What Training Data Does

What Training Data Does — CRIN

The model knows exactly what was in its training corpus — and nothing else. Coverage depth determines knowledge depth. The data mix encodes bias. The cutoff date creates an invisible wall. And as AI-generated text fills the internet, a slow degradation problem called model collapse looms.

Course: Moderate.

This lesson covers 5 concepts: Your Data Is Your World, Coverage Shapes Competence, The Knowledge Cutoff, Biases Baked In, When AI Trains on AI.

Your Data Is Your World

The model knows exactly what was in its training corpus — and nothing else. Coverage depth maps directly to knowledge depth. More documents on a topic means lower loss means more reliable answers.

Understanding this explains every AI knowledge limitation: why it knows chemistry but not your company's internal process, why it knows Shakespeare but not your unpublished manuscript.

Imagine a person who learned everything they know from reading. They would know well-documented topics in rich detail and know barely documented topics poorly. The model is exactly that person.

AI knows Python very well: millions of GitHub repos, tutorials, Stack Overflow answers. It knows an obscure regional dialect poorly: a handful of web pages. Same model, dramatically different depth.

Coverage Shapes Competence

English web text dominates training corpora at 72%. Code is 13%. All other languages combined sit at 2%. The model's competence distribution mirrors this exactly — excellent at English prose, weakest at underrepresented languages.

The data mix is a design choice with direct downstream consequences. More non-English data produces a more multilingual model. More code produces a better programmer. The choice is explicit.

A student who studied mostly English literature knows English best. The same applies here — the more of something was in the training data, the better the model handles it.

English at 72%: near-native fluency, idioms, slang, nuance.

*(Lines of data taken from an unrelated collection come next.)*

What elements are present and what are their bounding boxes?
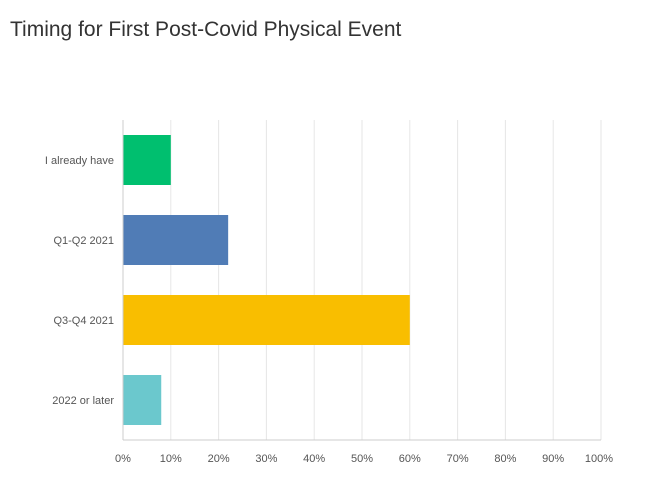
- x-tick-label: 0%: [115, 453, 131, 465]
- x-tick-label: 100%: [585, 453, 613, 465]
- bar: [123, 215, 229, 265]
- x-tick-label: 80%: [494, 453, 516, 465]
- category-labels: I already have Q1-Q2 2021 Q3-Q4 2021 2022 o…: [45, 155, 114, 407]
- bar: [123, 375, 162, 425]
- chart-title: Timing for First Post-Covid Physical Eve…: [10, 18, 402, 41]
- category-label: Q1-Q2 2021: [53, 235, 114, 247]
- x-tick-label: 90%: [542, 453, 564, 465]
- x-tick-label: 50%: [351, 453, 373, 465]
- x-tick-label: 70%: [447, 453, 469, 465]
- category-label: I already have: [45, 155, 114, 167]
- category-label: Q3-Q4 2021: [53, 315, 114, 327]
- bar: [123, 135, 171, 185]
- x-tick-label: 30%: [255, 453, 277, 465]
- x-tick-label: 20%: [208, 453, 230, 465]
- x-tick-label: 10%: [160, 453, 182, 465]
- category-label: 2022 or later: [52, 395, 114, 407]
- grid-lines: [170, 120, 602, 440]
- x-tick-labels: 0% 10% 20% 30% 40% 50% 60% 70% 80% 90% 100%: [115, 453, 613, 465]
- bars: [123, 135, 410, 425]
- x-tick-label: 60%: [399, 453, 421, 465]
- x-tick-label: 40%: [303, 453, 325, 465]
- axes: [122, 120, 601, 441]
- bar: [123, 295, 410, 345]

All other languages at 2% combined: functional but often missing cultural context, regional dialects, and local knowledge.

The Knowledge Cutoff

Training data ends at a fixed date. Everything after is invisible — events, discoveries, new products, and personnel changes simply do not exist to the model. It cannot know what it was never trained on.

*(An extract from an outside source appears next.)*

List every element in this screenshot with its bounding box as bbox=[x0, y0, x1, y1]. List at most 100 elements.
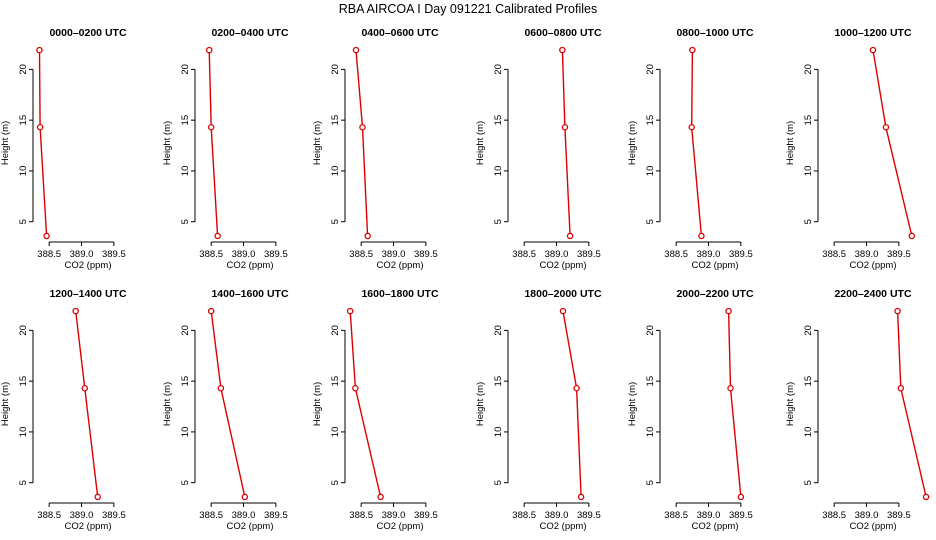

The model does not know when it does not know. It will extrapolate from pre-cutoff patterns when asked about post-cutoff events — which produces confident but potentially wrong answers.

Like an encyclopaedia printed on a specific date. Brilliant and comprehensive up to that point — completely silent on everything that happened the next day, but with no page that says "unknown after here."

Cutoff: April 2024. Ask about a September 2024 election: the model may confidently describe the pre-cutoff frontrunner from polling data, presenting a guess as current fact.

Biases Baked In

"World knowledge" in a model trained on English web text skews heavily toward US and UK facts (0.94), then European (0.81), falling to African (0.38) and South Asian (0.42) facts — not because those facts matter less, but because they are underrepresented in English text.

Bias is not a programming error — it is a faithful reflection of imbalanced training data. Fixing it requires changing the data, not patching the code.

The model is a mirror. If the text it trained on reflects a particular worldview, the model reflects that worldview too — amplified across trillions of tokens.

English-trained AI on African history: knows colonial history well (extensively documented in English). Knows pre-colonial African kingdoms poorly (underrepresented in English web text). Same model, different coverage, different accuracy.

When AI Trains on AI

As AI-generated text increasingly fills the internet, future training corpora will contain more of it. Research shows models trained on synthetic data progressively lose output diversity — a problem called model collapse.

Model collapse is slow and invisible — outputs still look reasonable. But the range of ideas, expression diversity, and rare-fact accuracy quietly narrows across generations.

Like photocopying a photocopy ten times — each copy introduces small distortions that accumulate. After enough generations, the original information has degraded toward a blurry average.

Shumailov et al. (2023): training on synthetic data causes output diversity to collapse. After 5 generations on the same base model's outputs: text diversity had fallen to a fraction of the original.